Peroid of a summation of sinusoids

[jegues]

Homework Statement

I have the following function,

$$f(t) = 2048 + 700cos(31.25*2\pi t) - 1100sin(125*2 \pi t)$$

and I need to find 48 data points spread evenly between one peroid of the waveform.

How would I go about doing this?

Homework Equations

The Attempt at a Solution

I know how to solve the individual peroid of each of the sinusoids,

$$T_{cos} = \frac{1}{f_{cos}} = \frac{1}{31.25}$$

$$T_{sin} = \frac{1}{f_{sin}} = \frac{1}{125}$$

But I can't figure the resulting peroid of two added together. Any ideas?

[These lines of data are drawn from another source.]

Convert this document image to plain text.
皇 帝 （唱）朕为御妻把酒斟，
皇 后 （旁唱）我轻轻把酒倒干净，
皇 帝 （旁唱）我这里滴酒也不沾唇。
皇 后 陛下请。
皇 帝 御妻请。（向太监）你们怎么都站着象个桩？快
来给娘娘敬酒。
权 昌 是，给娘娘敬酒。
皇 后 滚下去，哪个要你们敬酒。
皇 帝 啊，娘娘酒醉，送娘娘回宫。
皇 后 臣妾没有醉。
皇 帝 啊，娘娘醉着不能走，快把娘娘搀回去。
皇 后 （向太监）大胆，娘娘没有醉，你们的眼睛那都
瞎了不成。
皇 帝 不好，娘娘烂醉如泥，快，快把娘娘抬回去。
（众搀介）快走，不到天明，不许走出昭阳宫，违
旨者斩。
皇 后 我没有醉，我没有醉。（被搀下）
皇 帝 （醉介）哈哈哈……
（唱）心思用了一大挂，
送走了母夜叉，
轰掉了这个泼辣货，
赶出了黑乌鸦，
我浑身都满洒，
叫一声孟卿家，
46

Also, I don't know how to collect 48 evenly spaced data points within the peroid once I find it. How would I go about achieveing such a task?

 

[LCKurtz]

Hint: Write your cosine period as a fraction with no decimals.

 

[jegues]

Hint: Write your cosine period as a fraction with no decimals.

$$T_{cos} = \frac{1}{f_{cos}} = \frac{4}{125}$$

I'm still a little confused how to find the resulting peroid though.

 

[LCKurtz]

$$T_{cos} = \frac{1}{f_{cos}} = \frac{4}{125}$$

I'm still a little confused how to find the resulting peroid though.

Think about the fact that one period is a multiple of the other.

 

[jegues]

Think about the fact that one period is a multiple of the other.

I need more help...

I still don't know where to start...

Can I just add them?

 

[LCKurtz]

I need more help...

I still don't know where to start...

Can I just add them?

If a function has period P can you tell whether or not 2P or 3P or 4P is also a period?

 

[jegues]

If a function has period P can you tell whether or not 2P or 3P or 4P is also a period?

I'm confused with the question.

A function would only have one peroid, wouldn't it?

2P would be twice the peroid, I could tell because it would be twice as long.

The waveform would stretched out further horizontally due to it having to take more time to elapse.

I can tell I'm missing the fundamental insight that should arise from this question, can you be more blunt?

 

[LCKurtz]

I'm confused with the question.

A function would only have one peroid, wouldn't it?

2P would be twice the peroid, I could tell because it would be twice as long.

The waveform would stretched out further horizontally due to it having to take more time to elapse.

I can tell I'm missing the fundamental insight that should arise from this question, can you be more blunt?

When we say "the" period of a periodic function is P, we usually mean that P is the smallest positive value such that f(x+P) = f(x) for all x. However it is correct to say any Q > 0 that has the property that f(x+Q) = f(x) is a period of the function also. It just may not be the smallest period. After all, if a function repeats every 2 units, wouldn't also repeat every 4 units? If f has period P, what do you get if you calculate $f(x+2P) = f((x+P)+P)=?$

 

[NascentOxygen]

2P would be twice the peroid, I could tell because it would be twice as long.

Neatly sketch a large sinusoid across a sheet of squared paper. Now, on the same axis, sketch another sinusoid, but draw this one of smaller amplitude and show it having exactly 4 cycles within the time of the first one having just one cycle.

Underneath these, sketch their sum.

Try some more sketches. Try it again, but this time make the first one of smaller amplitude and the second one the larger.

In each case, what is the period of the waveform that is their sum?